Do not be afraid to make mistakes. A mistake for a chess player is fatal; for a mathematician it is par for the course. What you should be terrified of is a blank sheet in front of you after having thought about a problem for a little while. If after a session your wastepaper basket is full of notes of failed attempts, you may still be doing very well. Avoid pedestrian approaches, but always be happy to put in work. In particular, doing the simplest cases of a problem is unlikely to be a waste of time and may well turn out to be very useful.
When you spend a significant amount of time on a problem, it is easy to underestimate the progress you have made, and it is equally easy to overestimate your ability to remember it all. It is best to write down even your very partial results: there is a good chance that your notes will save you a great deal of time later.
If you are lucky enough to have made a breakthrough, it is natural to feel fed up with the project and to want to rest on your laurels. Resist this temptation and see what else your breakthrough may give you.
As a young mathematician, your main advantage is that you have plenty of time for research. You may not realize it, but it is very unlikely that you will ever again have as much time as you do at the beginning of your career. Everybody feels that there is not enough time to do mathematics, but as the years pass this feeling gets more and more acute, and more and more justified.
Turning to reading, young people are at a disadvantage when it comes to the amount of mathematics they have read, so to compensate for this, read as much as you can, both in your general area and in mathematics
as a whole. In your own research area, make sure that you read many papers written by the best people. These papers are often not as carefully written as they could be, but the quality of the ideas and results should amply reward you for the effort you have to make to read them. Whatever you read, be alert: try to anticipate what the author will do and try to think up a better attack. When the author takes the route you had in mind, you will be happy, and when he chooses to go a different way, you can look forward to finding out why. Ask yourself questions about the results and proofs, even if they seem simpleminded: they will greatly help your understanding.
On the other hand, it is often useful not to read up everything about an open problem you are about to attack: once you have thought deeply about it and apparently got nowhere, you can (and should) read the failed attempts of others.
Keep your ability to be surprised, do not take phenomena for granted, appreciate the results and ideas you read. It is all too easy to think that you know what is going on: after all, you have just read the proof. Outstanding people often spend a great deal of time digesting new ideas. It is not enough for them to know a circle of theorems and understand their proofs: they want to feel them in their blood.
As your career progresses, always keep your mind open to new ideas and new directions: the mathematical landscape changes all the time, and you will probably have to as well if you do not want to be left behind. Always sharpen your tools and learn new ones.
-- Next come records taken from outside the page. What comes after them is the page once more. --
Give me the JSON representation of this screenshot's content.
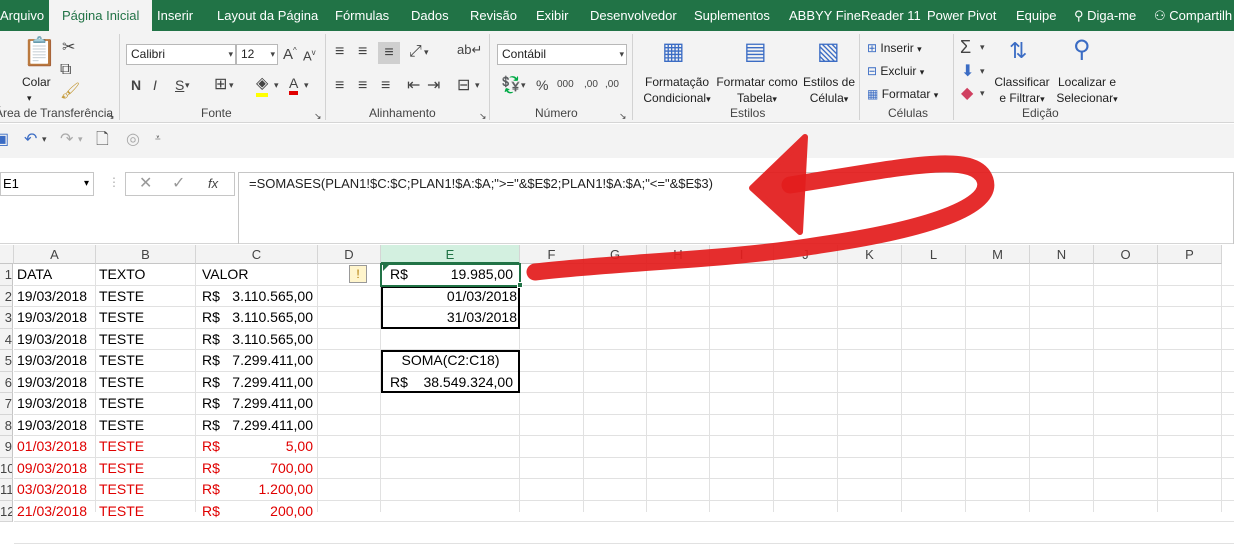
{
  "tabs": [
    "Arquivo",
    "Página Inicial",
    "Inserir",
    "Layout da Página",
    "Fórmulas",
    "Dados",
    "Revisão",
    "Exibir",
    "Desenvolvedor",
    "Suplementos",
    "ABBYY FineReader 11",
    "Power Pivot",
    "Equipe",
    "Diga-me",
    "Compartilh"
  ],
  "ribbon": {
    "clipboard": {
      "paste": "Colar",
      "label": "Área de Transferência"
    },
    "font": {
      "name": "Calibri",
      "size": "12",
      "bold": "N",
      "italic": "I",
      "underline": "S",
      "label": "Fonte"
    },
    "alignment": {
      "label": "Alinhamento"
    },
    "number": {
      "format": "Contábil",
      "label": "Número",
      "percent": "%",
      "thousands": "000",
      "inc_decimal": ",00",
      "dec_decimal": ",00"
    },
    "styles": {
      "conditional_1": "Formatação",
      "conditional_2": "Condicional",
      "table_1": "Formatar como",
      "table_2": "Tabela",
      "cell_1": "Estilos de",
      "cell_2": "Célula",
      "label": "Estilos"
    },
    "cells": {
      "insert": "Inserir",
      "delete": "Excluir",
      "format": "Formatar",
      "label": "Células"
    },
    "editing": {
      "sort_1": "Classificar",
      "sort_2": "e Filtrar",
      "find_1": "Localizar e",
      "find_2": "Selecionar",
      "label": "Edição"
    }
  },
  "formula_bar": {
    "name_box": "E1",
    "formula": "=SOMASES(PLAN1!$C:$C;PLAN1!$A:$A;\">=\"&$E$2;PLAN1!$A:$A;\"<=\"&$E$3)"
  },
  "columns": [
    "A",
    "B",
    "C",
    "D",
    "E",
    "F",
    "G",
    "H",
    "I",
    "J",
    "K",
    "L",
    "M",
    "N",
    "O",
    "P"
  ],
  "rows": [
    "1",
    "2",
    "3",
    "4",
    "5",
    "6",
    "7",
    "8",
    "9",
    "10",
    "11",
    "12"
  ],
  "cells": {
    "A": [
      "DATA",
      "19/03/2018",
      "19/03/2018",
      "19/03/2018",
      "19/03/2018",
      "19/03/2018",
      "19/03/2018",
      "19/03/2018",
      "01/03/2018",
      "09/03/2018",
      "03/03/2018",
      "21/03/2018"
    ],
    "B": [
      "TEXTO",
      "TESTE",
      "TESTE",
      "TESTE",
      "TESTE",
      "TESTE",
      "TESTE",
      "TESTE",
      "TESTE",
      "TESTE",
      "TESTE",
      "TESTE"
    ],
    "C_label": "VALOR",
    "C_currency": [
      "R$",
      "R$",
      "R$",
      "R$",
      "R$",
      "R$",
      "R$",
      "R$",
      "R$",
      "R$",
      "R$"
    ],
    "C_amount": [
      "3.110.565,00",
      "3.110.565,00",
      "3.110.565,00",
      "7.299.411,00",
      "7.299.411,00",
      "7.299.411,00",
      "7.299.411,00",
      "5,00",
      "700,00",
      "1.200,00",
      "200,00"
    ],
    "E1_currency": "R$",
    "E1_amount": "19.985,00",
    "E2": "01/03/2018",
    "E3": "31/03/2018",
    "E5": "SOMA(C2:C18)",
    "E6_currency": "R$",
    "E6_amount": "38.549.324,00"
  },
  "colors": {
    "excel_green": "#217346",
    "annotation_red": "#e31d1d",
    "red_text": "#e00000"
  }
}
Above everything, enjoy mathematics and be enthusiastic about it. Enjoy your research, look forward to reading about new results, feed the love of mathematics in others, and even in your recreation have fun with mathematics by thinking about beautiful little problems you come across or hear from your colleagues.
If I wanted to sum up the advice we should all follow in order to be successful in the sciences and the arts, I could hardly do better than recall what Vitruvius wrote over two thousand years ago:
Neque enim ingenium sine disciplina aut disciplina sine ingenio perfectum artificem potest efficere.
For neither genius without learning nor learning without genius can make a perfect artist.
Referências:
[1] Timothy Gowers (Editor), June Barrow-Green (Editor), Imre Leader (Editor); The Princeton Companion to Mathematics. Princeton Reference, 2008.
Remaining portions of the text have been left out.